- Gustavo Petro, ancien maire de Bogota et candidat à l’élection présidentielle du Pacto Histórico, a annulé sa tournée électorale dans la région du Eje Cafetero (le Triangle du Café), prévue les 3 et 4 mai, en raison de la menace d’une éventuelle tentative d’assassinat. L’information a été rendue publique dans une déclaration à la nation signée par Gustavo Petro lui-même, dans laquelle celui-ci assure qu’il dispose d’informations hautement crédibles, vérifiées par l’équipe d’analyse et d’investigation de sa campagne, selon lesquelles le groupe « La Cordillera » préparerait une attaque contre lui.
- « La Cordillera » est une organisation criminelle paramilitaire, basée à Dosquebradas, qui opère dans les zones rurales du département de Nariño. Essentiellement constituée de tueurs à gage et de trafiquants de drogue, cette organisation était déjà connue en Colombie pour avoir commis des homicides et tenté d’intimider des personnalités politiques par le biais de menaces. Un des crimes emblématiques de cette organisation fût l’attaque le 5 mai 2021 visant Lucas Villa Vásquez, un militant étudiant, qui décéda 6 jours plus tard à l’hôpital.
- Ces menaces ne constituent pas une nouveauté en Colombie qui a connu de nombreux magnicides dans son histoire, comme celui de Carlos Pizarro, ancien dirigeant du 19-M — mouvement de guérilla sociale-démocrate apparue après les élections présidentielles de 1970 et opérationnelle jusqu’en 1990, date à laquelle elle s’est transformée en un mouvement politique —, assassiné pendant sa campagne alors que celui-ci était également candidat à la présidentielle. D’autres personnalités publiques ont également fait l’objet de telles menaces comme Luis Carlos Galán, Bernardo Jaramillo Ossa ou bien Álvaro Gómez.

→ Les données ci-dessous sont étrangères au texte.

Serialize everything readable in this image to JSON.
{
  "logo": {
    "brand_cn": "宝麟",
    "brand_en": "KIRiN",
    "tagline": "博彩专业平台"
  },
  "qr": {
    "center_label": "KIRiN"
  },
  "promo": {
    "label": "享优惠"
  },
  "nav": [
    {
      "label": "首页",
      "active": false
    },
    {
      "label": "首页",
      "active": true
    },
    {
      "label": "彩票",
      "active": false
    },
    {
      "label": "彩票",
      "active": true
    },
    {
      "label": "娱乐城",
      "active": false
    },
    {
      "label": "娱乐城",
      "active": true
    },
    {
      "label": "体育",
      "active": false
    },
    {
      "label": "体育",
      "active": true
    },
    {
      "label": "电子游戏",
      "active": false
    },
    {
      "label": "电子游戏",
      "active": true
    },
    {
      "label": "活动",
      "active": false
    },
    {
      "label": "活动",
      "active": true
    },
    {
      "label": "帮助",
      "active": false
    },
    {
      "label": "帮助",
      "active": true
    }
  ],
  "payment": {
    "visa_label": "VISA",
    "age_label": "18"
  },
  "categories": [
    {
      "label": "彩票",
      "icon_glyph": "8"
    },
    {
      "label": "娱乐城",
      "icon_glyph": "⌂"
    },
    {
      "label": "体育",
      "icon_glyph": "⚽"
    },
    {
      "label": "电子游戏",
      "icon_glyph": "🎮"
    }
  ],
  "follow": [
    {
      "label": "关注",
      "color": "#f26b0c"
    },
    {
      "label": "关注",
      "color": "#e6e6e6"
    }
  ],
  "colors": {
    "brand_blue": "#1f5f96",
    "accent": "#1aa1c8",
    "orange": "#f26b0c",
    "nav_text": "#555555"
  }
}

- Cette situation s’inscrit dans un contexte difficile marqué par l’imminence des élections présidentielles en Colombie, qui se tiendront le 29 mai prochain. Depuis les élections législatives du 13 mars dernier, Gustavo Petro bénéficie d’un soutien populaire massif. Toutefois, ce large soutien suscite la suspicion dans de nombreux milieux où l’on craint qu’un candidat ouvertement de gauche puisse devenir président d’un pays qui, jusqu’ici, se caractérise par la prédominance de gouvernements libéraux et conservateurs.
- Petro n’est pas inconnu de ces pratiques puisqu’il a rejoint le M-19 à la fin des années 1970, et beaucoup de ses anciens camarades ont été victimes de menaces, voire d’assassinats depuis. Cette réalité est encore bien présente puisque, selon l’Institut d’études pour le développement et la paix (Indepaz), 59 personnalités politiques ont été assassinées depuis le début de l’année1. Ainsi, comme l’a souligné Sergio Fajardo, le leader de la coalition du centre, une menace de mort ne doit pas être prise à la légère en Colombie, comme a pu le faire le candidat aux élections présidentielles en Colombie Fico Gutiérrez sur ses réseaux sociaux2.
- La police nationale a indiqué qu’elle ne disposait pas à ce stade d’informations suffisantes pour vérifier la véracité du communiqué de Petro. La menace a été transmise au procureur de la République qui se prononcera prochainement sur le sérieux de la menace. Alfonso Prada, le « chef du débat » au sein du cabinet de Gustavo Petro, a exprimé quant à lui son optimisme en réaffirmant la volonté du Pacto Histórico de gagner les élections en conservant la paix sociale, et en s’appuyant sur un large soutien populaire.
Sources
- Instituto de estudios para el dessarrollo y la paz, Lideres sociales, defensores de DD.HH y formantes de acuerdo asesinados en 2022, 24 avril 2022.
- Adriaan Alsema, « Citing assassination plot, frontrunner in Colombia’s election race suspends rallies », Colombia Reports, 3 mai 2022.